= 2015–16 EHF Champions League knockout stage =

This article describes the knockout stage of the 2015–16 EHF Champions League.

==Qualified teams==
The top six placed teams from each of the two groups advanced to the knockout stage.

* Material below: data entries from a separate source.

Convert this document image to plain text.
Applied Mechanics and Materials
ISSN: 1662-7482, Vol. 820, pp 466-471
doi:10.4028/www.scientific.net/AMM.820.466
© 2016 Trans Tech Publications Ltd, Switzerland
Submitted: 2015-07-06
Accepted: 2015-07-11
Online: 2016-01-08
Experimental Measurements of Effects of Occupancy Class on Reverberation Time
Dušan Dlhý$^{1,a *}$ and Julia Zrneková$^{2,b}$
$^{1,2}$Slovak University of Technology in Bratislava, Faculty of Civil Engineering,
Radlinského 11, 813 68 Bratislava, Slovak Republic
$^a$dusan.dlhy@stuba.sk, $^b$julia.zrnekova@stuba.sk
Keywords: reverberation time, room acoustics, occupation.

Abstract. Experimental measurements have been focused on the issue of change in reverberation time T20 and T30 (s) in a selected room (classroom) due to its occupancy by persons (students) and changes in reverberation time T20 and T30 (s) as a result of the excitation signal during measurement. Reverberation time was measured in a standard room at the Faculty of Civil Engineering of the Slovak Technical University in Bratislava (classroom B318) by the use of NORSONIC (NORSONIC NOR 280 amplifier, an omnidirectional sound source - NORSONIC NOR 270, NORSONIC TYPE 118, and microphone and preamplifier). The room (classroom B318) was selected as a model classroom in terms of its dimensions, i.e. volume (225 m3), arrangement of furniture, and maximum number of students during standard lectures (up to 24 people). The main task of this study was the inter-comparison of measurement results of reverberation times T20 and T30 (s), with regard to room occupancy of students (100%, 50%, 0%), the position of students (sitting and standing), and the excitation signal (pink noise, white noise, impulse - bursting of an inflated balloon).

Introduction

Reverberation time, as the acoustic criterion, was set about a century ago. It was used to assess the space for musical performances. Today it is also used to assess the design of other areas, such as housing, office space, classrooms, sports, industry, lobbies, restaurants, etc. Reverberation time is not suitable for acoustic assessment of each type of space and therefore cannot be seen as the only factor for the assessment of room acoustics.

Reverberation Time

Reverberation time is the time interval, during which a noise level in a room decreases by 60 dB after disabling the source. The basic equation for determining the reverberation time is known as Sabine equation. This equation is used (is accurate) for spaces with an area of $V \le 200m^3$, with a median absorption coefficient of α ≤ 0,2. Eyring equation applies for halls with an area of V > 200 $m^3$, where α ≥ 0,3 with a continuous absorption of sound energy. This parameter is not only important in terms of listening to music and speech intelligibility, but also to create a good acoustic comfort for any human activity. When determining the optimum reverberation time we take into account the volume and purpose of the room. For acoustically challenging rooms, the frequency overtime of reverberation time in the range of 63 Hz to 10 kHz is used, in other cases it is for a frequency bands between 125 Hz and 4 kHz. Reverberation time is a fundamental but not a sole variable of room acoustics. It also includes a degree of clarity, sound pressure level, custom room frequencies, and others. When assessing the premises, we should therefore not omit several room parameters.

| Group | Qualified for quarterfinals | Qualified for Round of 16 |  |  |  |  |
| First place | Second place | Third place | Fourth place | Fifth place | Sixth place |
| A | FRA Paris Saint-Germain | HUN MVM Veszprém | GER Flensburg-Handewitt | GER THW Kiel | CRO RK Zagreb | POL Wisła Płock |
| B | ESP Barcelona Lassa | POL Vive Tauron Kielce | MKD Vardar | GER Rhein-Neckar Löwen | HUN MOL-Pick Szeged | FRA Montpellier |
| Playoff winners | UKR Motor Zaporizhzhia BLR Meshkov Brest |  |  |  |  |  |

==Format==
12 teams played a home and away in the first knock-out phase, with the 10 teams qualified from groups A and B and the two teams qualified from groups C and D. After that, the six winners of these matches in the first knock-out phase joined with the winners of groups A and B to play a home and away for the right to play in the final four.

==Round of 16==

| Team 1 | Agg.Tooltip Aggregate score | Team 2 | 1st leg | 2nd leg |
|---|---|---|---|---|
| Motor Zaporizhzhia | 52–70 | MVM Veszprém | 24–29 | 28–41 |
| Meshkov Brest | 58–65 | Vive Tauron Kielce | 28–32 | 30–33 |
| Montpellier | 57–59 | Flensburg-Handewitt | 27–28 | 30–31 |
| Wisła Płock | 54–55 | Vardar | 30–30 | 24–25 |
| Pick Szeged | 62–65 | THW Kiel | 33–29 | 29–36 |
| Zagreb | 54–53 | Rhein-Neckar Löwen | 23–24 | 31–29 |

===Matches===

MVM Veszprém won 70–52 on aggregate.
----

Vive Targi Kielce won 65–58 on aggregate.
----

Flensburg-Handewitt won 59–57 on aggregate.
----

Vardar won 55–54 on aggregate.
----

THW Kiel won 65–62 on aggregate.
----

Zagreb won 54–53 on aggregate.

==Quarterfinals==

| Team 1 | Agg.Tooltip Aggregate score | Team 2 | 1st leg | 2nd leg |
|---|---|---|---|---|
| Zagreb | 52–60 | Paris Saint-Germain | 20–28 | 32–32 |
| THW Kiel | 59–57 | Barcelona Lassa | 29–24 | 30–33 |
| Vardar | 56–59 | MVM Veszprém | 26–29 | 30–30 |
| Flensburg-Handewitt | 56–57 | Vive Tauron Kielce | 28–28 | 28–29 |

===Matches===

Paris Saint-Germain won 60–52 on aggregate.
----

THW Kiel won 59–57 on aggregate.
----

MVM Veszprém won 59–56 on aggregate.
----

Vive Targi Kielce won 57–56 on aggregate.

==Final four==

The final four was held at the Lanxess Arena in Cologne, Germany on 28 and 29 May 2016. The draw was held on 3 May 2016 at 12:00.